Les milliardaires de la tech parient dangereusement sur l'avenir de l'humanité
« Le meilleur moyen de prédire l’avenir est de l’inventer », disait le célèbre informaticien Alan Kay. Cette phrase, prononcée davantage par exaspération que par inspiration, est devenue un mantra pour les entrepreneurs de la Silicon Valley, en particulier pour certains milliardaires de la tech qui se voient comme les architectes principaux de l’avenir de l’humanité. Sam Altman, Jeff Bezos, Elon Musk et d’autres ont peut-être des objectifs à court terme légèrement différents, mais leurs visions pour la prochaine décennie et au-delà sont remarquablement similaires.

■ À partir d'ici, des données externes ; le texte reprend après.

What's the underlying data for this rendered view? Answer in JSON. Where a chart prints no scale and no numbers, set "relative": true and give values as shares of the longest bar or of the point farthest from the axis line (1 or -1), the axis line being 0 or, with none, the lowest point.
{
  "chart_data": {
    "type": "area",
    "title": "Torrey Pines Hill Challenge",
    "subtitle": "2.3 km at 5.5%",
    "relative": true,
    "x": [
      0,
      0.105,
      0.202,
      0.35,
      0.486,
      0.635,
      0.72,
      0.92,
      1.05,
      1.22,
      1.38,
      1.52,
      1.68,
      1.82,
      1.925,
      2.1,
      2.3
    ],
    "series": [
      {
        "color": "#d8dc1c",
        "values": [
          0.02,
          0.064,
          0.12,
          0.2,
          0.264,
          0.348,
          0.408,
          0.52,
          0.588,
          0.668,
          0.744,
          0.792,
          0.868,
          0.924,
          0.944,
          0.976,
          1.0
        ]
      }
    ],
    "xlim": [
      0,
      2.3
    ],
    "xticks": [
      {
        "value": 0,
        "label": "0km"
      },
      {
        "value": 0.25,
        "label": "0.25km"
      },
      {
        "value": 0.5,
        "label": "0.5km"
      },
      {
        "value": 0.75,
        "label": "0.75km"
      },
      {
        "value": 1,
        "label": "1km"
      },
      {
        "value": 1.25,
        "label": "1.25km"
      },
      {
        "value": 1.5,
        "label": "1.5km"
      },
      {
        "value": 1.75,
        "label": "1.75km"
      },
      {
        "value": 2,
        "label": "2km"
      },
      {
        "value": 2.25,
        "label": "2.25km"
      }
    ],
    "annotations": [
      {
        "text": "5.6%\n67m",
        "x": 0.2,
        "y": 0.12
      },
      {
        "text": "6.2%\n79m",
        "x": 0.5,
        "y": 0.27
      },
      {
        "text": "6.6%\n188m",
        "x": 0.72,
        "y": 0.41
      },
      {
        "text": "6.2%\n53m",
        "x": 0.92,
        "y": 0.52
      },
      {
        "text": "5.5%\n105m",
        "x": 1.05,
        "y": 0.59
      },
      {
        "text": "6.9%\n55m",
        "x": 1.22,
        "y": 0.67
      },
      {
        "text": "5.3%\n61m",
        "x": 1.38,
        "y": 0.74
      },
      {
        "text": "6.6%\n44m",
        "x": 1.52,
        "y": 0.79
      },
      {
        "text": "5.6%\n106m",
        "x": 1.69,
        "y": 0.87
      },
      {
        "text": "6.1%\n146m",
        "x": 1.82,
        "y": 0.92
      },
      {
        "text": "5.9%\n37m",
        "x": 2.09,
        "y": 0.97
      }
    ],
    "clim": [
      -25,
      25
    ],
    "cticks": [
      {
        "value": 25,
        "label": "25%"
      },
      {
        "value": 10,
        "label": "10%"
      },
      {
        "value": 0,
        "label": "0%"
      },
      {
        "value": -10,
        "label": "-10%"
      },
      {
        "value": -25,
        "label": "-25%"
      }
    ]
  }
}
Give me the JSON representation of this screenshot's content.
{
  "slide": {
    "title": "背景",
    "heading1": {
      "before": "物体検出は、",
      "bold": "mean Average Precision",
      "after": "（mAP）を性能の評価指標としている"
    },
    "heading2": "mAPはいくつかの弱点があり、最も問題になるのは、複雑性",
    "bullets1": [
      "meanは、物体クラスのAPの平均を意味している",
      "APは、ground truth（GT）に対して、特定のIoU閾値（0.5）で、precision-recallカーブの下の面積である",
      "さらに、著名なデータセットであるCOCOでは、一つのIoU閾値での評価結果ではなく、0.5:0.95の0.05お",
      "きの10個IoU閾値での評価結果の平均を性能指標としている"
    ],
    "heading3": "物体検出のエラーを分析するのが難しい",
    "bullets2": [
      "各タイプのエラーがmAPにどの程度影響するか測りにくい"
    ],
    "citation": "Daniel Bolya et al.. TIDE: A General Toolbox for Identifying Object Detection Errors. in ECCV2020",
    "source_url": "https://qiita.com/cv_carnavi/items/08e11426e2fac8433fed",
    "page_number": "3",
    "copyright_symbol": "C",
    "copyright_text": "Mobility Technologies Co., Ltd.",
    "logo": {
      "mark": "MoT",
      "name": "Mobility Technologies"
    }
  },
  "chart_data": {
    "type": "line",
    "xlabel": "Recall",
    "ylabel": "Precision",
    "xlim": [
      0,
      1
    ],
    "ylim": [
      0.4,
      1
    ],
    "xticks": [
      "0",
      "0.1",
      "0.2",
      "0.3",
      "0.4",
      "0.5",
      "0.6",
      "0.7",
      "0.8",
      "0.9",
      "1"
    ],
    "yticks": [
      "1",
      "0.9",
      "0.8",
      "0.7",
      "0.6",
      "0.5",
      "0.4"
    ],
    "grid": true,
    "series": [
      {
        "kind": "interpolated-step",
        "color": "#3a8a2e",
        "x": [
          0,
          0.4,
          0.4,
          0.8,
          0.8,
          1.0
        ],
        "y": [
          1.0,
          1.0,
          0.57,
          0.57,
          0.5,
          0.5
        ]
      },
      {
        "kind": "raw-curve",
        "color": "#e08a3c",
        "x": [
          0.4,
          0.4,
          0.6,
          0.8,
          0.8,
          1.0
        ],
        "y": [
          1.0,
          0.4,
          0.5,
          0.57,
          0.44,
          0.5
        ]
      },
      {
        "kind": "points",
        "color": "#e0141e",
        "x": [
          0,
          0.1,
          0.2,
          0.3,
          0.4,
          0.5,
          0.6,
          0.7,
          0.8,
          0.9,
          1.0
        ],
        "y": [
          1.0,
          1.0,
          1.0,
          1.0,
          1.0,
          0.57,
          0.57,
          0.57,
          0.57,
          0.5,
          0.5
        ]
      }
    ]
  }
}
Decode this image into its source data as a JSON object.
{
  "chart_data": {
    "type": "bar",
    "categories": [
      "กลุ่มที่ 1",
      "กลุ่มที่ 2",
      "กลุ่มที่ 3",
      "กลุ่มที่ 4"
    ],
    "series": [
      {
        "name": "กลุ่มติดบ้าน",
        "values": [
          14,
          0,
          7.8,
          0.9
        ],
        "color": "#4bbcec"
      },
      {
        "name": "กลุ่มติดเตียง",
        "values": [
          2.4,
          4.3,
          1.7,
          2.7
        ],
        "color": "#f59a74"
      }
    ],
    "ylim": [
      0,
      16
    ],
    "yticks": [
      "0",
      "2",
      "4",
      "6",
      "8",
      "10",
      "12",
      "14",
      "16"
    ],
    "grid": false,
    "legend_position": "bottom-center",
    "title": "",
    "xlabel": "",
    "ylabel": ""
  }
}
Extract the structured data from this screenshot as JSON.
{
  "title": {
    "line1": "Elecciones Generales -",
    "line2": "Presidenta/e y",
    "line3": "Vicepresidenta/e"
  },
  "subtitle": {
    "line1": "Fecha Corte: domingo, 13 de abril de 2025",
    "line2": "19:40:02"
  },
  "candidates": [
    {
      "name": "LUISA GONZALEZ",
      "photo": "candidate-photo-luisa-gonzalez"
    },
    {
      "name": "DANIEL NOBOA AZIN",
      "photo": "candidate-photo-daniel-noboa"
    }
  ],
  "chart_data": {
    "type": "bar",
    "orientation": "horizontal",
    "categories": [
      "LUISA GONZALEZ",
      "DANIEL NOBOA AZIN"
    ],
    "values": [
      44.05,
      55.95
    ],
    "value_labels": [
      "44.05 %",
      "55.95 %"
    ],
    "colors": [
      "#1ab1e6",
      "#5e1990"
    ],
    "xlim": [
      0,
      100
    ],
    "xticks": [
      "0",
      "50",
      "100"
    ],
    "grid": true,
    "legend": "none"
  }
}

Ces visions, présentées moins comme des objectifs technologiques que comme des impératifs existentiels, incluent l’alignement de l’IA sur les intérêts de l’humanité, la création d’une superintelligence artificielle capable de résoudre les problèmes les plus urgents du monde, la fusion avec cette superintelligence pour atteindre l’immortalité, l’établissement d’une colonie permanente et autonome sur Mars, et, finalement, l’expansion à travers le cosmos.
Adam Becker, écrivain scientifique et astrophysicien, souligne que trois éléments clés sous-tendent ces visions : une certitude inébranlable que la technologie peut résoudre tous les problèmes, une croyance en la nécessité d’une croissance perpétuelle, et une obsession quasi-religieuse pour transcender nos limites physiques et biologiques. Dans son nouveau livre, *More Everything Forever*, Becker qualifie cette triade de croyances d’« idéologie du salut technologique » et met en garde contre les dangers de cette orientation pour l’humanité.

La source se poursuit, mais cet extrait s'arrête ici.